Thursday, September 9, 2010

The Desperation in the Housing Market

I talk to a lot of people about housing. Many that I speak with are frantic to buy a home. Also when I check the current housing stats, I see some buyers biding over the asking price on homes that have been on the market for months.

There is desperation in a number of people that are looking to purchase a home.

When I talk to people about real estate I will spend ten minutes explaining how our banking sector is insolvent and many of our nation’s households are insolvent.

How there is a historically high inventory of homes listed with an equal size shadow inventory held by the banks that are not even listed yet.

Also, there are tens of millions of families that will put their homes on the market once prices stabilize. We have double the amount of any previously recorded inventory levels, while home sales amounts are at historic lows.

I explain how buying a home in many areas doesn’t make sense because rents are historically low compared to house prices.

We are in the most unsound economy in our nation’s history as interest rates and markets are being desperately manipulated by the government to force many people into buying homes that will absolutely go down in value.

I will sometimes be honest and say that most of the people today that are buying houses are not financially qualified to own. The government has created another bubble that is allowing many people through government subsidized loans to stretch to buy a home. These are people that have no concept of budgeting or saving or anything other that living paycheck to paycheck. They are renters that are being pushed into buying overpriced real estate. So if we consider that their 3% down is wiped out with purchase costs, these glorified renters are starting out home ownership with less than zero equity.

If I have time I might say that as a nation our savings rate and taxes must go higher making it harder for families to afford a higher priced home. And that our nation’s debt is mathematically impossible to pay off.

There are the demographic issues of our aging population that must sell their homes to fund retirement. They will exit the market and won’t be back.

There are the mathematical issues that state that as interest rates rise home prices decrease proportionally.

So interest rates will be a severe headwind on home prices for many years in the future.

Owners will learn that the buying and closing costs for a home are at historic highs. They will come to realize that it could take 8 years of mortgage payments to repay enough principle to be able to pay the round trip purchase and selling costs in a stagnant market.

So many people in the future will be surprised when they are required to write a large check when they sell their home.

There are the funding issues that suggest that as home prices decline there will be no money for move up buyers to purchase higher end homes. For the next ten years people will have to save for home improvement costs instead of robbing from their home’s equity.

So the move up market is dead for ten years and the home ATM is gone forever.

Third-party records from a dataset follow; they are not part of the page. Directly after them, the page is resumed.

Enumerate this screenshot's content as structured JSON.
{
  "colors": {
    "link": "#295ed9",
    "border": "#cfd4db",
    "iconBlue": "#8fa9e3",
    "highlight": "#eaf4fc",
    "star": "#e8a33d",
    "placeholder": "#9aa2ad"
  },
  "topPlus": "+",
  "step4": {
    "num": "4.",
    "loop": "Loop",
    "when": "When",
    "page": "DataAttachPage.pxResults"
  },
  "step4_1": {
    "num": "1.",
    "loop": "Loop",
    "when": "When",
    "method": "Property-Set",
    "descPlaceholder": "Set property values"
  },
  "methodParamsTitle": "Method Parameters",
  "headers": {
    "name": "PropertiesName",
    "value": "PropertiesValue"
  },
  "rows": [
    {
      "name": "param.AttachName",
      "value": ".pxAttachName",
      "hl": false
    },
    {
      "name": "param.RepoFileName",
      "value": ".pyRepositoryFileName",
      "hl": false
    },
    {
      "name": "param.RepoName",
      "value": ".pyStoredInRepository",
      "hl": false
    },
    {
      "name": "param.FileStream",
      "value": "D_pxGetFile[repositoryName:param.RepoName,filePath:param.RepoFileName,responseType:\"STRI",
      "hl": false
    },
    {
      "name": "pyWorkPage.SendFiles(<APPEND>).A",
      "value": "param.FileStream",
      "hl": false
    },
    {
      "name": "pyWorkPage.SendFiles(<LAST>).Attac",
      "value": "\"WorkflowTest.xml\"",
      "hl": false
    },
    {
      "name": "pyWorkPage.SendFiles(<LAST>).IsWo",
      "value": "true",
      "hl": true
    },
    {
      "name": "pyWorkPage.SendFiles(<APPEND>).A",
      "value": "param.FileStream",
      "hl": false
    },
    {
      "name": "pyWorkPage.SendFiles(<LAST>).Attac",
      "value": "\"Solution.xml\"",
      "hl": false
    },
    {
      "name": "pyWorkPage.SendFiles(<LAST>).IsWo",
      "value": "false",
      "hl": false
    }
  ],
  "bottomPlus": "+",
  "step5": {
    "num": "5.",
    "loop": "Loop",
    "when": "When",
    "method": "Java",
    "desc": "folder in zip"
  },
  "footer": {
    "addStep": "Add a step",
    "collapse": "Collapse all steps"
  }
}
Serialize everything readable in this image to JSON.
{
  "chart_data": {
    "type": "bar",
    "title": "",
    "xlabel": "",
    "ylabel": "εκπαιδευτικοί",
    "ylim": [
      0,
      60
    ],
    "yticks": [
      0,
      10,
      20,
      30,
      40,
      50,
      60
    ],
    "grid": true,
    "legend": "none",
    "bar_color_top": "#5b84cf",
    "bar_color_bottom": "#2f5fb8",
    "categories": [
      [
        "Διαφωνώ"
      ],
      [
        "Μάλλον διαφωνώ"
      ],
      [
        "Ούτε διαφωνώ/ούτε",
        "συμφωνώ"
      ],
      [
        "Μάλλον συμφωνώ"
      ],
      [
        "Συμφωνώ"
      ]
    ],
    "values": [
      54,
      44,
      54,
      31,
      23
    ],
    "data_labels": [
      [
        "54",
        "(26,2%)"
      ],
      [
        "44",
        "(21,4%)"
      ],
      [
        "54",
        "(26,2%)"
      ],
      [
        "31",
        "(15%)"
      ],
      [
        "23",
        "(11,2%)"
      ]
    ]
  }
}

Honestly there is nothing that could possibly drive the housing market significantly higher above its present overvaluation. But there are thousands of events that will force prices back to the fair value that was the normal trend before 1999.

The fact of the matter is that assets will ALWAYS come down to fair value after a bubble and many times they can trend below fair value for a while. To think that this time is different is utter delusion. To make a highly leveraged bet on a delusional assumption is madness.

The people will listen for about ten minutes with a glazed expression.

When I am done they become animated and tell me how excited they are at the prospect of buying a home. Sometimes it almost seems like desperation.

They say that they must buy now. Everyone says that it is the best time in history to buy a home.

I love to go on the Housing Tracker website. I can follow the listing prices of homes in most major metro areas. Listing prices everywhere are still falling lower. Every month like clockwork they go down.

Every week we get closer to fair value. Every week desperate people are less likely to buy an overpriced home.

Every week there is a new person that might look at the data instead of the salespeople. And honestly decide if owning a house makes sense compared to renting.

Honestly decide if they want to lock themselves into 30 years of debt payments with absolutely no chance of escape once interest rates start to rise.

And acknowledge the fact that home prices are still historically overvalued in many areas compared to rent and household income.

As a nation we need to question how long the government can continue to desperately rob money from our children to prop up overpriced housing.

There will be a point in the future where people start looking at what is best for their family, for our children and for the nation in the long run.

I am not anxious for a housing bottom. That will take many years. I am looking for the emotional bottom.

I am anxious for our nation to stop looking at the real estate market with desperation.

Like we did before 1999,

and the previous 200 years before that.